Only five amino acid mutations in four viral proteins (HA-S227N, PB2-Q591K, PB2-D701N, PA-I554V and NP-R351K) of HB10-MA virus were found when compared with those of HB10, indicating that they may be responsible for the adaptation of the novel reassortant H5N2 avian influenza virus in mice with increased virulence and replication efficiency.

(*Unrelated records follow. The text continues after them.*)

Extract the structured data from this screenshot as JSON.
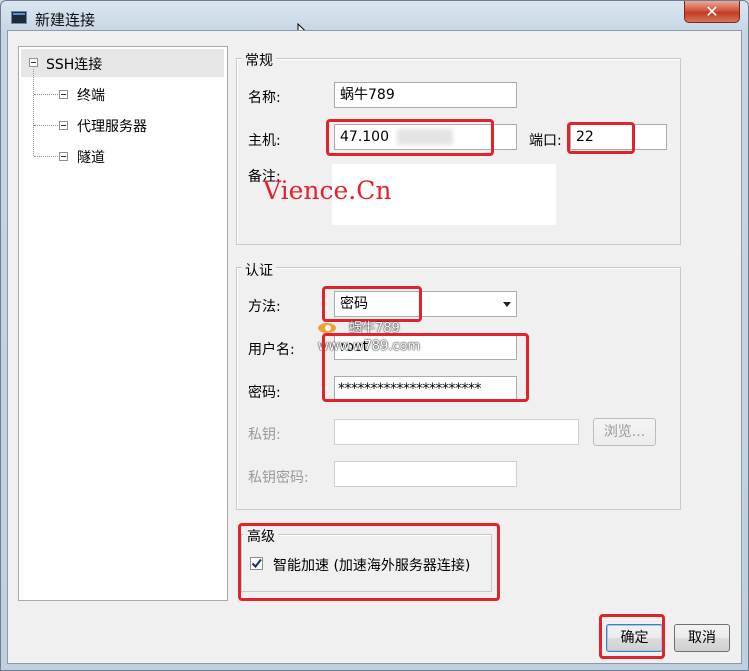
{
  "window": {
    "title": "新建连接",
    "close_symbol": "✕"
  },
  "tree": {
    "root": "SSH连接",
    "children": [
      "终端",
      "代理服务器",
      "隧道"
    ]
  },
  "general": {
    "title": "常规",
    "name_label": "名称:",
    "name_value": "蜗牛789",
    "host_label": "主机:",
    "host_value": "47.100",
    "port_label": "端口:",
    "port_value": "22",
    "note_label": "备注:",
    "note_value": ""
  },
  "watermark": {
    "main": "Vience.Cn",
    "secondary_1": "蜗牛789",
    "secondary_2": "www.w789.com"
  },
  "auth": {
    "title": "认证",
    "method_label": "方法:",
    "method_value": "密码",
    "user_label": "用户名:",
    "user_value": "root",
    "password_label": "密码:",
    "password_value": "**********************",
    "key_label": "私钥:",
    "key_value": "",
    "browse_label": "浏览...",
    "key_password_label": "私钥密码:",
    "key_password_value": ""
  },
  "advanced": {
    "title": "高级",
    "accel_label": "智能加速 (加速海外服务器连接)",
    "accel_checked": true
  },
  "buttons": {
    "ok": "确定",
    "cancel": "取消"
  },
  "colors": {
    "highlight": "#e0242d",
    "title_bg": "#c6d5e4",
    "client_bg": "#f0f0f0"
  }
}
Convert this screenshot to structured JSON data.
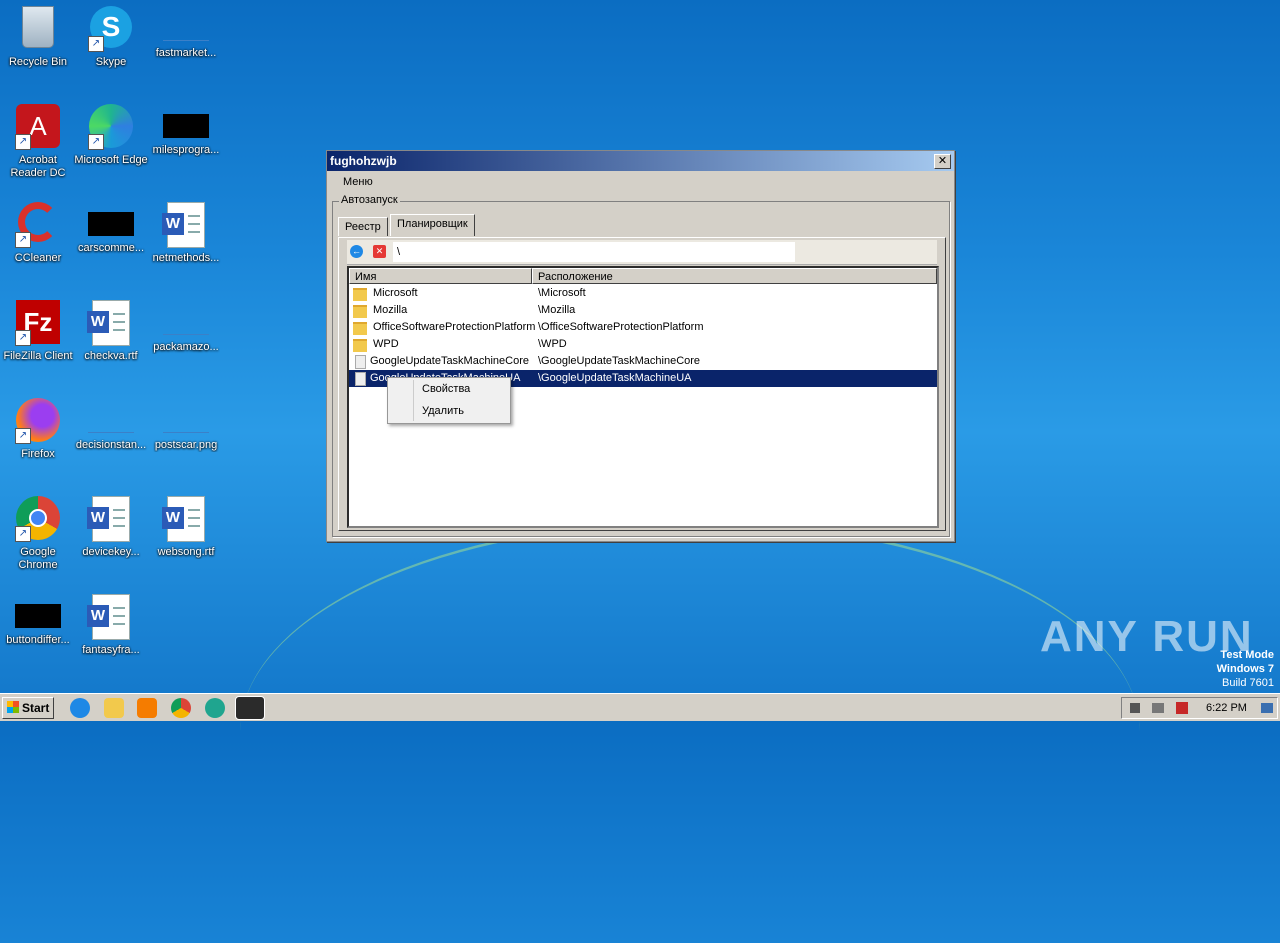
{
  "desktop": {
    "icons": [
      {
        "label": "Recycle Bin"
      },
      {
        "label": "Skype"
      },
      {
        "label": "fastmarket..."
      },
      {
        "label": "Acrobat Reader DC"
      },
      {
        "label": "Microsoft Edge"
      },
      {
        "label": "milesprogra..."
      },
      {
        "label": "CCleaner"
      },
      {
        "label": "carscomme..."
      },
      {
        "label": "netmethods..."
      },
      {
        "label": "FileZilla Client"
      },
      {
        "label": "checkva.rtf"
      },
      {
        "label": "packamazo..."
      },
      {
        "label": "Firefox"
      },
      {
        "label": "decisionstan..."
      },
      {
        "label": "postscar.png"
      },
      {
        "label": "Google Chrome"
      },
      {
        "label": "devicekey..."
      },
      {
        "label": "websong.rtf"
      },
      {
        "label": "buttondiffer..."
      },
      {
        "label": "fantasyfra..."
      }
    ]
  },
  "window": {
    "title": "fughohzwjb",
    "close_glyph": "✕",
    "menu": {
      "label": "Меню"
    },
    "group_title": "Автозапуск",
    "tabs": [
      {
        "label": "Реестр"
      },
      {
        "label": "Планировщик"
      }
    ],
    "path": "\\",
    "columns": {
      "name": "Имя",
      "location": "Расположение"
    },
    "rows": [
      {
        "name": "Microsoft",
        "location": "\\Microsoft",
        "icon": "folder-icon"
      },
      {
        "name": "Mozilla",
        "location": "\\Mozilla",
        "icon": "folder-icon"
      },
      {
        "name": "OfficeSoftwareProtectionPlatform",
        "location": "\\OfficeSoftwareProtectionPlatform",
        "icon": "folder-icon"
      },
      {
        "name": "WPD",
        "location": "\\WPD",
        "icon": "folder-icon"
      },
      {
        "name": "GoogleUpdateTaskMachineCore",
        "location": "\\GoogleUpdateTaskMachineCore",
        "icon": "task-icon"
      },
      {
        "name": "GoogleUpdateTaskMachineUA",
        "location": "\\GoogleUpdateTaskMachineUA",
        "icon": "task-icon"
      }
    ]
  },
  "context_menu": {
    "items": [
      {
        "label": "Свойства"
      },
      {
        "label": "Удалить"
      }
    ]
  },
  "taskbar": {
    "start_label": "Start",
    "clock": "6:22 PM"
  },
  "watermark": {
    "text": "ANY RUN"
  },
  "test_mode": {
    "line1": "Test Mode",
    "line2": "Windows 7",
    "line3": "Build 7601"
  }
}
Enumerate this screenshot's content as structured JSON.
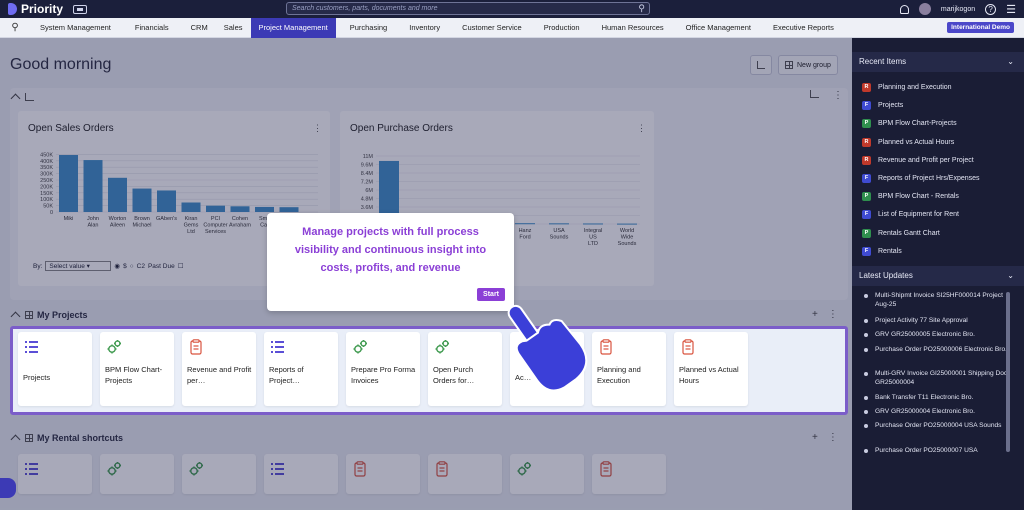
{
  "app": {
    "name": "Priority"
  },
  "search": {
    "placeholder": "Search customers, parts, documents and more"
  },
  "user": {
    "name": "marijkogon"
  },
  "menu": {
    "items": [
      "System Management",
      "Financials",
      "CRM",
      "Sales",
      "Project Management",
      "Purchasing",
      "Inventory",
      "Customer Service",
      "Production",
      "Human Resources",
      "Office Management",
      "Executive Reports"
    ],
    "active": "Project Management",
    "badge": "International Demo"
  },
  "greeting": "Good morning",
  "buttons": {
    "new_group": "New group"
  },
  "charts": {
    "sales_title": "Open Sales Orders",
    "purchase_title": "Open Purchase Orders",
    "filter": {
      "by_label": "By:",
      "select_value": "Select value",
      "opt1": "$",
      "opt2": "C2",
      "past_due": "Past Due"
    }
  },
  "chart_data": [
    {
      "type": "bar",
      "title": "Open Sales Orders",
      "categories": [
        "Miki",
        "John Alan",
        "Worton Aileen",
        "Brown Michael",
        "GAben's",
        "Kiran Gems Ltd",
        "PCI Computer Services",
        "Cohen Avraham",
        "Smit Car",
        ""
      ],
      "values": [
        450000,
        410000,
        270000,
        185000,
        170000,
        75000,
        50000,
        45000,
        40000,
        38000
      ],
      "yticks": [
        "0",
        "50K",
        "100K",
        "150K",
        "200K",
        "250K",
        "300K",
        "350K",
        "400K",
        "450K"
      ],
      "ylim": [
        0,
        450000
      ]
    },
    {
      "type": "bar",
      "title": "Open Purchase Orders",
      "categories": [
        "",
        "",
        "",
        "",
        "Hanz Ford",
        "USA Sounds",
        "Integral US LTD",
        "World Wide Sounds"
      ],
      "values": [
        9500000,
        250000,
        200000,
        150000,
        120000,
        100000,
        80000,
        60000
      ],
      "yticks": [
        "1.2M",
        "2.4M",
        "3.6M",
        "4.8M",
        "6M",
        "7.2M",
        "8.4M",
        "9.6M",
        "11M"
      ],
      "ylim": [
        0,
        11000000
      ]
    }
  ],
  "sections": {
    "projects": "My Projects",
    "rentals": "My Rental shortcuts"
  },
  "project_tiles": [
    {
      "label": "Projects",
      "icon": "list-icon"
    },
    {
      "label": "BPM Flow Chart-Projects",
      "icon": "gears-icon"
    },
    {
      "label": "Revenue and Profit per…",
      "icon": "report-icon"
    },
    {
      "label": "Reports of Project…",
      "icon": "list-icon"
    },
    {
      "label": "Prepare Pro Forma Invoices",
      "icon": "gears-icon"
    },
    {
      "label": "Open Purch Orders for…",
      "icon": "gears-icon"
    },
    {
      "label": "Ac…",
      "icon": "gears-icon"
    },
    {
      "label": "Planning and Execution",
      "icon": "report-icon"
    },
    {
      "label": "Planned vs Actual Hours",
      "icon": "report-icon"
    }
  ],
  "rental_tiles": [
    {
      "icon": "list-icon"
    },
    {
      "icon": "gears-icon"
    },
    {
      "icon": "gears-icon"
    },
    {
      "icon": "list-icon"
    },
    {
      "icon": "report-icon"
    },
    {
      "icon": "report-icon"
    },
    {
      "icon": "gears-icon"
    },
    {
      "icon": "report-icon"
    }
  ],
  "tooltip": {
    "text": "Manage projects with full process visibility and continuous insight into costs, profits, and revenue",
    "button": "Start"
  },
  "sidebar": {
    "recent_title": "Recent Items",
    "recent": [
      {
        "label": "Planning and Execution",
        "type": "R",
        "color": "#c0392b"
      },
      {
        "label": "Projects",
        "type": "F",
        "color": "#3f4bd1"
      },
      {
        "label": "BPM Flow Chart-Projects",
        "type": "P",
        "color": "#2f8f4e"
      },
      {
        "label": "Planned vs Actual Hours",
        "type": "R",
        "color": "#c0392b"
      },
      {
        "label": "Revenue and Profit per Project",
        "type": "R",
        "color": "#c0392b"
      },
      {
        "label": "Reports of Project Hrs/Expenses",
        "type": "F",
        "color": "#3f4bd1"
      },
      {
        "label": "BPM Flow Chart - Rentals",
        "type": "P",
        "color": "#2f8f4e"
      },
      {
        "label": "List of Equipment for Rent",
        "type": "F",
        "color": "#3f4bd1"
      },
      {
        "label": "Rentals Gantt Chart",
        "type": "P",
        "color": "#2f8f4e"
      },
      {
        "label": "Rentals",
        "type": "F",
        "color": "#3f4bd1"
      }
    ],
    "updates_title": "Latest Updates",
    "updates": [
      "Multi-Shipmt Invoice SI25HF000014 Project Aug-25",
      "Project Activity 77 Site Approval",
      "GRV GR25000005 Electronic Bro.",
      "Purchase Order PO25000006 Electronic Bro.",
      "Multi-GRV Invoice GI25000001 Shipping Doc. GR25000004",
      "Bank Transfer T11 Electronic Bro.",
      "GRV GR25000004 Electronic Bro.",
      "Purchase Order PO25000004 USA Sounds",
      "Purchase Order PO25000007 USA"
    ]
  }
}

The results in this study provide helpful insights into the pathogenic potential of novel reassortant H5N2 viruses to mammals that deserves further attentions.

 


Although I know better than to anthropomorphize viruses (they hate when you do that), as time goes on I’ve begun to think of H9N2 as the Professor Moriarty of avian flu viruses.  Whenever something worrisome happens with an avian flu strain – if you look deep enough – you often find clues that H9N2 was behind it all.

 

Last May, in EID Journal: H7N9 As A Work In Progress, we looked at a study that found the H7N9 avian virus continues to reassort with local H9N2 viruses, making the H7N9 viruses that circulated in wave 2 genetically distinct from those that were seen during the 1st wave.

 

As we’ve discussed before, the genetic contributions from the avian H9N2 virus appear to be significant.

 

Of the three avian flu viruses we are currently watching with the most concern – H5N1, H7N9, and H10N8 – all  share several important features (see Study: Sequence & Phylogenetic Analysis Of Emerging H9N2 influenza Viruses In China):

    • They all first appeared in  Mainland China
    • They all  have come about through viral reassortment in poultry
    • And most telling of all, while their HA and NA genes differ - they all carry the internal genes from the avian H9N2 virus

This ubiquitous, yet fairly benign H9N2 virus, is promiscuous, as we keep finding bits and pieces of it turning up in new reassortant viruses.  Most recently, in Eurosurveillance: Genetic Tuning Of Avian H7N9 During Interspecies Transmission, we saw evidence of even more influence of H9N2 on the ongoing evolution of H7N9.

 

For now, H5N2 is generally regarded as posing a low level of threat to human health. 

 

Of course, the same thing could have been said about all of the H7 family of avian flu viruses 18 months ago, before H9N2 lent its internal genes to H7N9 in China, sparking a serious threat to public health.


If there is one constant with influenza viruses, it is that they continually change.